During his time living amongst the court he struck up an unlikely friendship with Princess Caroline, the king’s daughter-in-law.
When they first met, the princess was reported as to be wearing a gold watch that chimed on the hour. The intriguing noise coming from the watch attracted Peter to the princess, where she made it chime again for his pleasure. This first meeting was the beginning of a friendship between the two and he took up residence with her, although Peter was always regarded as more of a commodity than a person.
While taking up residence at the palace, Peter’s care was entrusted to Doctor John Arbuthnot, a Scottish physician, polymath and friend to writer Jonathan Swift. Dr Arbuthnot was highly regarded within the palace and he is depicted next to Peter in the famous painting. The doctor took his responsibility of looking after the young man seriously, teaching him how to say his own name and what could be made out as King George.
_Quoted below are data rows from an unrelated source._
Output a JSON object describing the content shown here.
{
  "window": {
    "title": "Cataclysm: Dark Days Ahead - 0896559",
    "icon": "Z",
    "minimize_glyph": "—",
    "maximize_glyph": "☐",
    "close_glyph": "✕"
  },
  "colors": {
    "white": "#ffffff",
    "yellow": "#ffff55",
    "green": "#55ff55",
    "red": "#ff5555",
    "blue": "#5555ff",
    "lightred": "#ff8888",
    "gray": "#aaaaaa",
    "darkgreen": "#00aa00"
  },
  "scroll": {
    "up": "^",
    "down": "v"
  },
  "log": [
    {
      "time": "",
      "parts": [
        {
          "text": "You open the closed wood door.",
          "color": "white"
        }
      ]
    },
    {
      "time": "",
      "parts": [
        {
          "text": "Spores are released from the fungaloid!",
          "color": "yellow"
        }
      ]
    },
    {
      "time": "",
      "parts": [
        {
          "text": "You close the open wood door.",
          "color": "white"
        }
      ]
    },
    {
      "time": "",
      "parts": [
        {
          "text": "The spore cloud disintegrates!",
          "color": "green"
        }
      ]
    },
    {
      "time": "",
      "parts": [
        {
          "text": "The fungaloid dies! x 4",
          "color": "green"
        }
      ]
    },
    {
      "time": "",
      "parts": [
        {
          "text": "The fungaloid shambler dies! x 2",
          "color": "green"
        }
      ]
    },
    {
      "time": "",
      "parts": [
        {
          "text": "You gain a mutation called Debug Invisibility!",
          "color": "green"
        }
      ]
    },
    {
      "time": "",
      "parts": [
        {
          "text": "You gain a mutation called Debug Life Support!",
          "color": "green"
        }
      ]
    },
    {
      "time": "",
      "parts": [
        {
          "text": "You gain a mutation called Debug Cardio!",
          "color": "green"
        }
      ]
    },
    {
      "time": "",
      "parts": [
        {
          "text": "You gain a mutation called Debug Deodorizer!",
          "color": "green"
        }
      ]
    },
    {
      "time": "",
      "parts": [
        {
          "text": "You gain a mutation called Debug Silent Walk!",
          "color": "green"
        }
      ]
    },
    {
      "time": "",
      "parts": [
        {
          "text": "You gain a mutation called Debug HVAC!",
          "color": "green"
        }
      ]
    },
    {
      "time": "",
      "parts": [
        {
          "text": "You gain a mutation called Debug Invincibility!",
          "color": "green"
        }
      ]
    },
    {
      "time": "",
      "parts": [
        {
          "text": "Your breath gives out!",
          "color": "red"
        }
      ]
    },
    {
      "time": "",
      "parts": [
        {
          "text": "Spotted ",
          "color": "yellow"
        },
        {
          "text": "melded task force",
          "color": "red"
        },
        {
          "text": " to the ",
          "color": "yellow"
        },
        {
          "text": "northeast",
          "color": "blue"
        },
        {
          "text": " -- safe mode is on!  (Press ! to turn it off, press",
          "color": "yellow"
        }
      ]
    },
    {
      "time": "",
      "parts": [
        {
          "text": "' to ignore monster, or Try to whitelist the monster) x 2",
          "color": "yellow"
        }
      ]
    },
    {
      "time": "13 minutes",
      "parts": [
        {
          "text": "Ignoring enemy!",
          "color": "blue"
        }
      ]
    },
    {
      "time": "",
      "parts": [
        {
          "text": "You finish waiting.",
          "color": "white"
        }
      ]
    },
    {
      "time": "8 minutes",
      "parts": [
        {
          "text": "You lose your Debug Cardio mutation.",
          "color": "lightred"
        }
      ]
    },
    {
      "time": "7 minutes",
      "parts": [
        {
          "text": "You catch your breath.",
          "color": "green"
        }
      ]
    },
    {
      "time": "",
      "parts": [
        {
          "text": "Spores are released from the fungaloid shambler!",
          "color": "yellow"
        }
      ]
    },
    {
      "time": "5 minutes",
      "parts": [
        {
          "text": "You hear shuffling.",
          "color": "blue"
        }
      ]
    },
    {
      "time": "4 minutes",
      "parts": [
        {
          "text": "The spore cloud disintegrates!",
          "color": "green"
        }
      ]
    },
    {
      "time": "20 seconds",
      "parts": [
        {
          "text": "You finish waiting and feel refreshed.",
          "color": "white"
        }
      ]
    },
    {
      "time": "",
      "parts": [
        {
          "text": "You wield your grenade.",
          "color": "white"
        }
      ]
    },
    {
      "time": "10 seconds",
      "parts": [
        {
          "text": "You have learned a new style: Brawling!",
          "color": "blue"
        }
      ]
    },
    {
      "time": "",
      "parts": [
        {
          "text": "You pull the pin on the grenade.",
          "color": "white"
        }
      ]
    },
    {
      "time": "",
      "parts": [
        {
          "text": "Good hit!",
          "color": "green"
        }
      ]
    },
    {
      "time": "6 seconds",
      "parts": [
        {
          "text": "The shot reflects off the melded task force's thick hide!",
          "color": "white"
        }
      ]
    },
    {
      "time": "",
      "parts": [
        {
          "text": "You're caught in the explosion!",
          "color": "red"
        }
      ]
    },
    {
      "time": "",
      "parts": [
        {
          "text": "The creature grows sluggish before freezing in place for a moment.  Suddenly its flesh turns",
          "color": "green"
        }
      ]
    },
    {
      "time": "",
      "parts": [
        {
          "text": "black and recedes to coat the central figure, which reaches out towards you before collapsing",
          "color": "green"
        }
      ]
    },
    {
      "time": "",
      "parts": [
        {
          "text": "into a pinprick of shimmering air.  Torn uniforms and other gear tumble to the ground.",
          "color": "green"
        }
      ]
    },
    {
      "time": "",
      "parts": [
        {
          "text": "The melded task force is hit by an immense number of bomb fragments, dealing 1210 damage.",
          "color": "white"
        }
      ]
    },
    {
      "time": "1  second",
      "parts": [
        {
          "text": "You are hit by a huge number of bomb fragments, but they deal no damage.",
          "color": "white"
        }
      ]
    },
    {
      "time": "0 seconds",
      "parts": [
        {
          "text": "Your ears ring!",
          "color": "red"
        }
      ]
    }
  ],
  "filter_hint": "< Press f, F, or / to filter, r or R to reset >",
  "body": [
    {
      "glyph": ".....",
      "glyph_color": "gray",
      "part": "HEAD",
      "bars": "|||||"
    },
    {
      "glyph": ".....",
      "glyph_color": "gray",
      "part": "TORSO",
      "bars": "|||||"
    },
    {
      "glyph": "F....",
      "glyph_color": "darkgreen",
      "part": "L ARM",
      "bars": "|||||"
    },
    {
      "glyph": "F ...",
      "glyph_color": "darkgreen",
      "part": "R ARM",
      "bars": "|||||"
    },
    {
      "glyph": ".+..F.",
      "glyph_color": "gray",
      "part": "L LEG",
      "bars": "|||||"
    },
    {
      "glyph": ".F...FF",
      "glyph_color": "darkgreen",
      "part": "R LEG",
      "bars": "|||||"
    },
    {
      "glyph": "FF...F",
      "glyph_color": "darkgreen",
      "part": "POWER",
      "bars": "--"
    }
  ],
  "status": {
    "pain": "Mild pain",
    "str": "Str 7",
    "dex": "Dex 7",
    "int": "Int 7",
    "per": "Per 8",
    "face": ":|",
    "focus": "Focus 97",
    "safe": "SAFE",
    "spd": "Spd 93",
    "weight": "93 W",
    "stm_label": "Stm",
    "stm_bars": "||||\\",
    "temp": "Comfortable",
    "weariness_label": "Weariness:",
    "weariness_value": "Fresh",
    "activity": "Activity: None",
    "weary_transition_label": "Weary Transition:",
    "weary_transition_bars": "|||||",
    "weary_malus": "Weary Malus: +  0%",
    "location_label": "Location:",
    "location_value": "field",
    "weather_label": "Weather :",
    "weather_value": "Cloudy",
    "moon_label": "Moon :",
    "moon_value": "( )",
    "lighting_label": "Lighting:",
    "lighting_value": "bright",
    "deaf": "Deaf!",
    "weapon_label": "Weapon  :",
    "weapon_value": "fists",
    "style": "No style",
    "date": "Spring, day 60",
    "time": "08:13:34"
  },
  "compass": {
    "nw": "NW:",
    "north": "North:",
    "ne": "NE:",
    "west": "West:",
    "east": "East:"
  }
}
Peter was also taught how to bow and kiss the hands of gentlewomen under the instruction of Doctor Arbuthnot.
So big was Peter’s celebrity status that he became the focus in a selection of writings of Swift and Daniel Defoe, with the former calling him “the most wonderful wonder that ever appeared to the wonder of the British Nation”.
Peter’s lifetime coincided with the Age of Enlightenment, a period of intellectual and philosophical thinking throughout Europe. Defoe was a prominent voice during this time, and Peter was the topic of his pamphlet – “Mere Nature Delineated” – in which he offered his opinion on Peter’s condition.
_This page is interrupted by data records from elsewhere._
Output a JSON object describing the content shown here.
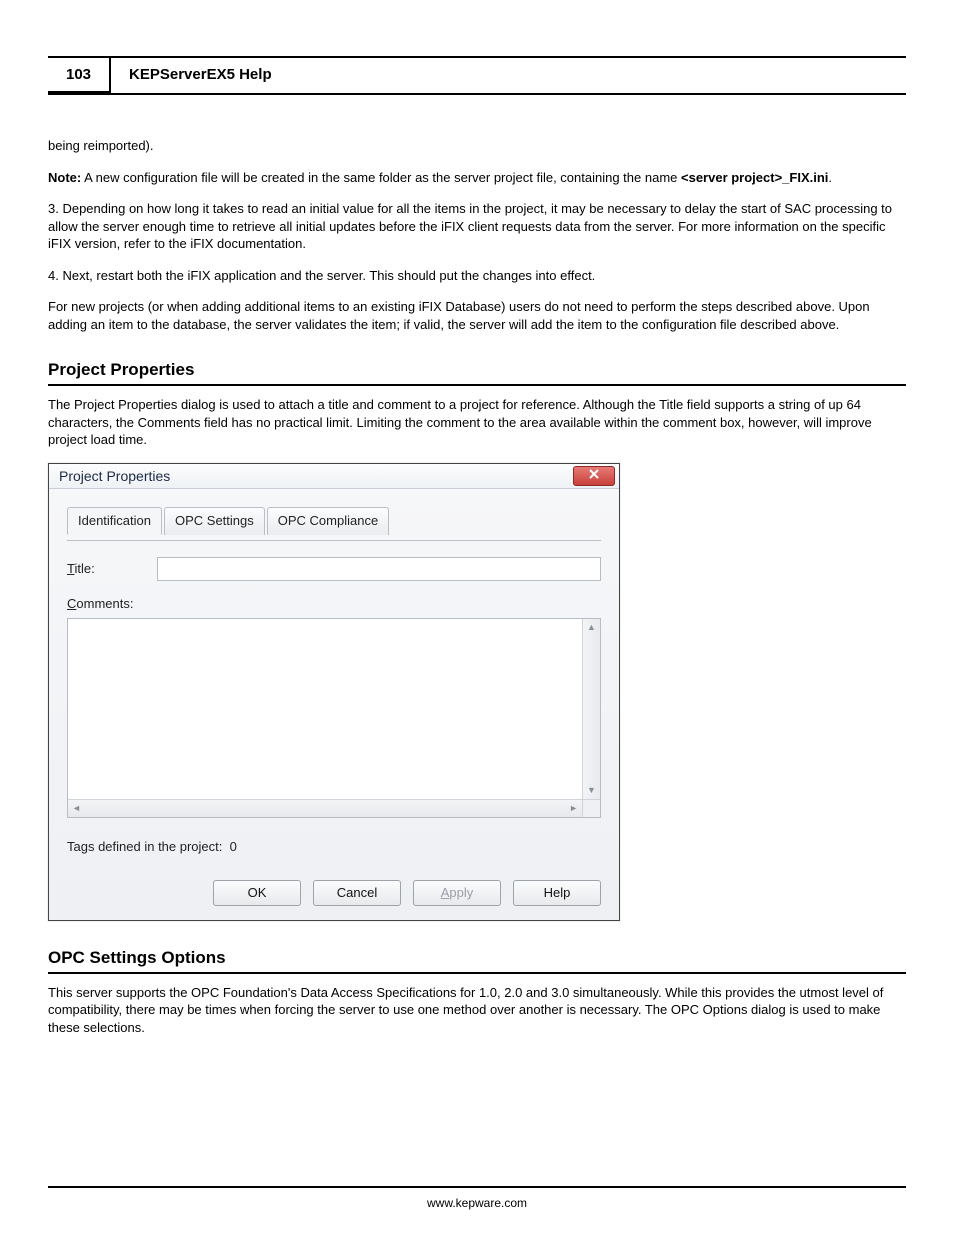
{
  "page_number": "103",
  "doc_title": "KEPServerEX5 Help",
  "para_intro_tail": "being reimported).",
  "note_label": "Note:",
  "note_text": " A new configuration file will be created in the same folder as the server project file, containing the name ",
  "note_filename": "<server project>_FIX.ini",
  "note_period": ".",
  "step3": "3. Depending on how long it takes to read an initial value for all the items in the project, it may be necessary to delay the start of SAC processing to allow the server enough time to retrieve all initial updates before the iFIX client requests data from the server. For more information on the specific iFIX version, refer to the iFIX documentation.",
  "step4": "4. Next, restart both the iFIX application and the server. This should put the changes into effect.",
  "para_newprojects": "For new projects (or when adding additional items to an existing iFIX Database) users do not need to perform the steps described above. Upon adding an item to the database, the server validates the item; if valid, the server will add the item to the configuration file described above.",
  "section_project_properties": "Project Properties",
  "project_properties_desc": "The Project Properties dialog is used to attach a title and comment to a project for reference. Although the Title field supports a string of up 64 characters, the Comments field has no practical limit. Limiting the comment to the area available within the comment box, however, will improve project load time.",
  "dialog": {
    "title": "Project Properties",
    "tabs": {
      "identification": "Identification",
      "opc_settings": "OPC Settings",
      "opc_compliance": "OPC Compliance"
    },
    "title_label_pre": "T",
    "title_label_post": "itle:",
    "comments_label_pre": "C",
    "comments_label_post": "omments:",
    "tags_label": "Tags defined in the project:",
    "tags_count": "0",
    "buttons": {
      "ok": "OK",
      "cancel": "Cancel",
      "apply_pre": "A",
      "apply_post": "pply",
      "help": "Help"
    }
  },
  "section_opc_settings": "OPC Settings Options",
  "opc_settings_desc": "This server supports the OPC Foundation's Data Access Specifications for 1.0, 2.0 and 3.0 simultaneously. While this provides the utmost level of compatibility, there may be times when forcing the server to use one method over another is necessary. The OPC Options dialog is used to make these selections.",
  "footer_url": "www.kepware.com"
}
Despite gallant efforts, Peter never fully climatized to life as a royal courtier. He was known for his pranks, refused to sleep in a bed and would eat raw vegetables and acorns as opposed to the cooked food that the rest of the court would enjoy. One story claimed that when Peter caught a courtier removing his stockings, he screamed, believing that the man was removing his skin.
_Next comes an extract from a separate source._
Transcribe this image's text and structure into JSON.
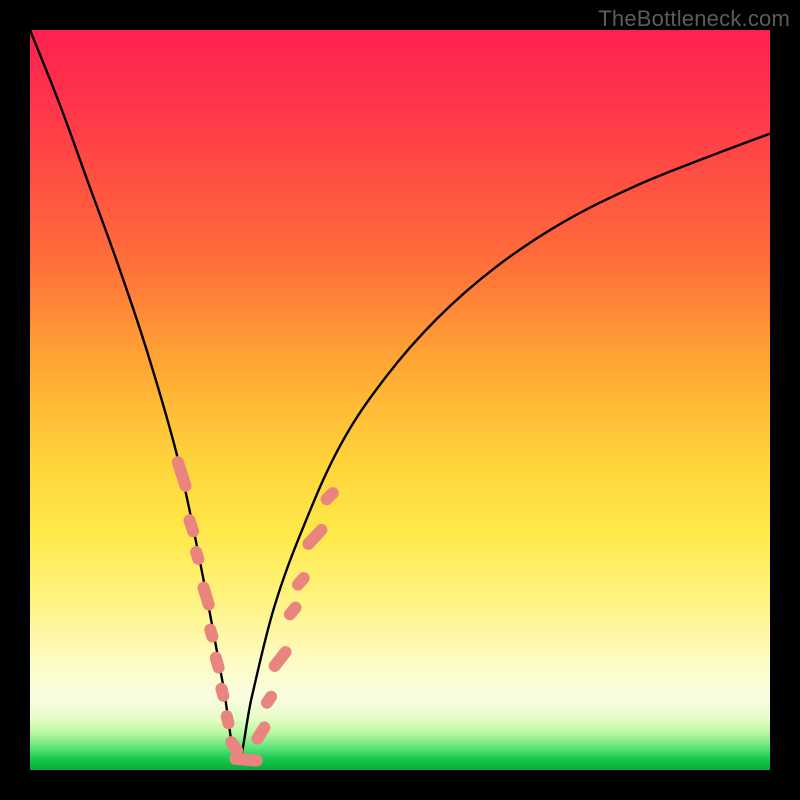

To Hertfordshire and beyond
It would be a nice notion to think that Peter spent the rest of his days in the palace, but there were many more chapters to his story.
Having outlived his captors, Peter was sent to live in rural Hertfordshire where he worked for a farmer called James Fenn. Being in a more rural setting, it is reported that Peter felt more comfortable on the farm. Peter would soon have to move again however when James died. Fortunately, he only moved to live with James’s brother, also a farmer, on Broadway Farm in Northchurch, near Berkhamsted.
Although he may have been in his element more, this didn’t stop him from running away. While it was common for him to wander, he would always return. During one of his expeditions though, he didn’t return and roamed all the way to Norfolk. Upon him not returning, the farmer put out notices for Peter’s whereabouts.
When in Norfolk, Peter was committed to the Bridewell House of Correction in Norwich, until he got a lucky escape when it burned down one October morning. After the fire, somebody linked him to the notice of a missing “wild youth”. As a result of these wanderings, Peter would henceforth have to wear a collar branded: “Peter the Wild Man of Hanover. Whoever will bring him to Mr Fenn at Berkhamsted shall be paid for their trouble”. This little piece of history can still be seen at Berkhamsted School.
It was at this farm that Peter would see out the rest of his days. From a forest in Germany, to the royal court, and then to a country farm, Peter lived an extraordinary life before passing in 1785. His final resting ground would be beneath a simple stone in a church in Northchurch. His grave, now a grade two listed monument, is regularly adorned with flowers to this day. His memory is immortalised in the church, where you will find a plaque that tells of his journey.
While the beginning of his life may have been uncertain, Peter ultimately lived a fascinating life. We might never know his roots, but recent scholars have suggested that he had been living with Pitt-Hopkins syndrome. This would explain a lot of characteristics, both physically and developmentally. His life could have been worse, but if he was living in this time and age then you can’t help but wonder how much more support and understanding he would have received.